Hatch unterstützt auch den vom demokratischen Senator Patrick Leahy eingebrachten und am Freitag einstimmig im Senat angenommenen Gesetzesentwurf Protecting Intellectual Rights Against Theft and Expropriation Act of 2004. Dieser ermöglicht es der Staatsanwaltschaft, "flexibel" und aus eigenem Anlass zivilrechtlich gegen Copyright-Verstöße vorzugehen. Für die Klagen könnte die Staatsanwaltschaft auch leichter als Unternehmen die Internetprovider dazu bringen, die Benutzerdaten zur Beweisführung herauszugeben. Dazu sollen Mitarbeiter des Justizministerium rechtlich und technisch geschult werden.

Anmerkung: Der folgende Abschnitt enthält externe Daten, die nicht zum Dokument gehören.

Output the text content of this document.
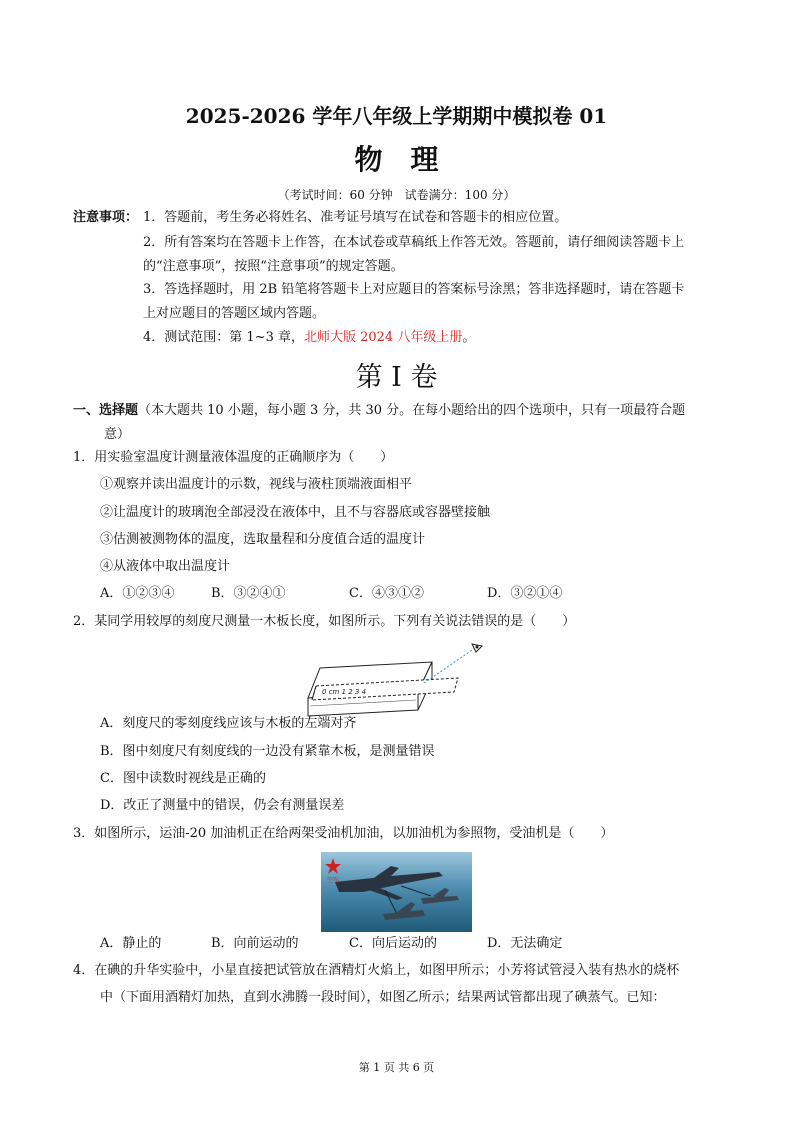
2025-2026 学年八年级上学期期中模拟卷 01
物理
（考试时间：60 分钟　试卷满分：100 分）
注意事项： 1．答题前，考生务必将姓名、准考证号填写在试卷和答题卡的相应位置。
2．所有答案均在答题卡上作答，在本试卷或草稿纸上作答无效。答题前，请仔细阅读答题卡上
的“注意事项”，按照“注意事项”的规定答题。
3．答选择题时，用 2B 铅笔将答题卡上对应题目的答案标号涂黑；答非选择题时，请在答题卡
上对应题目的答题区域内答题。
4．测试范围：第 1~3 章，北师大版 2024 八年级上册。
第 I 卷
一、选择题（本大题共 10 小题，每小题 3 分，共 30 分。在每小题给出的四个选项中，只有一项最符合题
意）
1．用实验室温度计测量液体温度的正确顺序为（　　）
①观察并读出温度计的示数，视线与液柱顶端液面相平
②让温度计的玻璃泡全部浸没在液体中，且不与容器底或容器壁接触
③估测被测物体的温度，选取量程和分度值合适的温度计
④从液体中取出温度计
A．①②③④	B．③②④①	C．④③①②	D．③②①④
2．某同学用较厚的刻度尺测量一木板长度，如图所示。下列有关说法错误的是（　　）
0 cm 1 2 3 4
A．刻度尺的零刻度线应该与木板的左端对齐
B．图中刻度尺有刻度线的一边没有紧靠木板，是测量错误
C．图中读数时视线是正确的
D．改正了测量中的错误，仍会有测量误差
3．如图所示，运油-20 加油机正在给两架受油机加油，以加油机为参照物，受油机是（　　）
空军
A．静止的	B．向前运动的	C．向后运动的	D．无法确定
4．在碘的升华实验中，小星直接把试管放在酒精灯火焰上，如图甲所示；小芳将试管浸入装有热水的烧杯
中（下面用酒精灯加热，直到水沸腾一段时间），如图乙所示；结果两试管都出现了碘蒸气。已知：
第 1 页 共 6 页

In einem Pilotprogramm sollen zuerst vier Bundesstaatsanwaltschaften diese Aufgabe übernehmen.
Für Hatch würde das Gesetz die Musikindustrie entlasten und könnte mit der Durchführung einer massiven Klagewelle der Staatsanwaltschaften für die nötige Abschreckung sorgen: "Es sind vielleicht Zehntausende von Zivilklagen notwendig, um für die notwendige Abschreckung zu sorgen. Ich bezweifle, dass eine Nichtregierungsorganisation die Mittel oder die moralische Autorität besitzt, eine solche Kampagne auszuführen." Bislang kann die Staatsanwaltschaft gegen den Diebstahl von digitalen Dateien nur strafrechtlich vorgehen, was man aber bei Copyright-Verletzungen von Tauschbörsenbenutzern nicht machen will. Sollte das Gesetz in Kraft treten, könnten überführte Tauschbörsenbenutzer nicht nur von der Musikindustrie, sondern auch zusätzlich vom Justizministerium oder umgekehrt angeklagt und so doppelt bestraft werden.